After the GLF fragmented he got a job as business manager of the recently launched Gay News. In the mainstream press, the only stories about homosexuality were about teachers or scoutmasters getting into trouble. Spawned by the GLF, the new paper was more interested in community and activism. It was also an arena for debate, giving homosexuals the first chance they had ever had to talk to one another in public. Mason's public school and Oxbridge background was a source of mistrust at first, but within six months he was news editor. He was delighted when Tony Benn told him in an interview: "Good on you. Fight for your rights."
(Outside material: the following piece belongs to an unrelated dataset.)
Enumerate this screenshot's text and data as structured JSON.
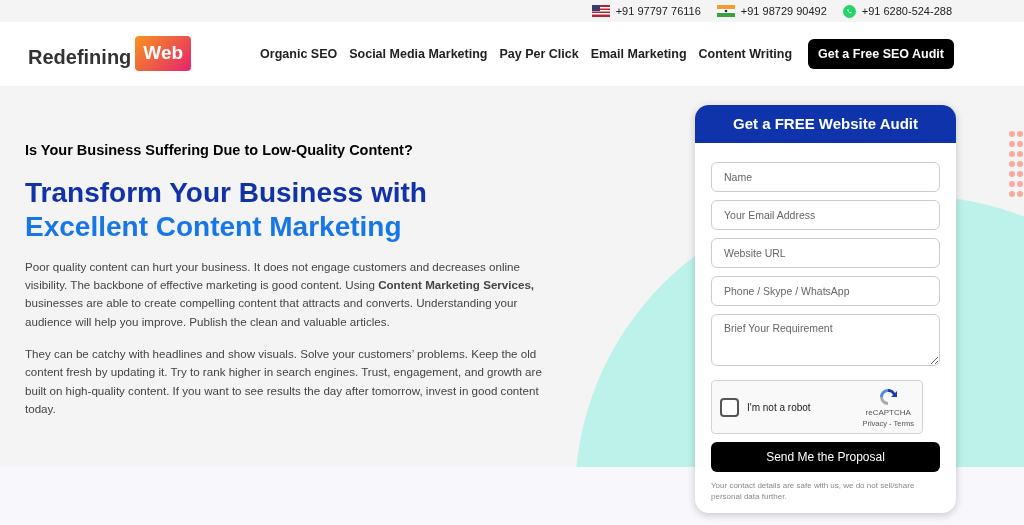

His finest hour was being asked, in 1979, to lead the Pride parade in San Francisco on the 10th anniversary of the Stonewall Riots. On their way to cover the event, he and his boyfriend Carl Hill had been arrested at US immigration because they were gay. On their release they found that they were minor celebrities downtown.

In 1981, he and his colleague Graham McKerrow broke away to launch Capital Gay, a free London tabloid for gay men, distributed mainly in pubs and clubs, which would embrace the new disco culture. As Mason put it, young people were going "straight from their nappies to the clubs" without any politicising in between, but there was still a lot of news that affected them.

Soon enough there was a story that would affect them massively, in the shape of a mystery illness from the United States. As frothy as it was, Capital Gay appointed a specialist columnist to write about Aids. The paper is credited by the Oxford English Dictionary as the first publication in the world to use the term HIV; indeed, its coverage was so far advanced even of journals that Aids clinicians considered it a must-read.

Capital Gay began to struggle after the launch of a brash rival, Boyz, in 1991. Reeling from a series of burglaries, the paper finally went broke in 1995, after Mason had passed on the editorship first to Gillian Rodgerson and then to me. He kicked himself later for turning down an offer of £250,000 from a big media house. It would have made him rich and saved the paper – but he thought at the time that it would be wrong to remove ownership from gay hands.

In later years he finally entered the law, as a legal secretary in a firm dealing with gay and lesbian immigration cases. He then joined the family publishing firm before buying a seafront flat in Brighton, where his retirement was cut cruelly short by cancer. Aside from Hill, with whom he spent a decade, he had a long-term relationship with David White, who now lives in Australia. He is survived by his father, Kenneth, his younger brother Piers and many loyal friends.

SIMON EDGE

Michael Aidan Mason, journalist: born Hammersmith, London 5 March 1947; died Brighton 1 February 2015.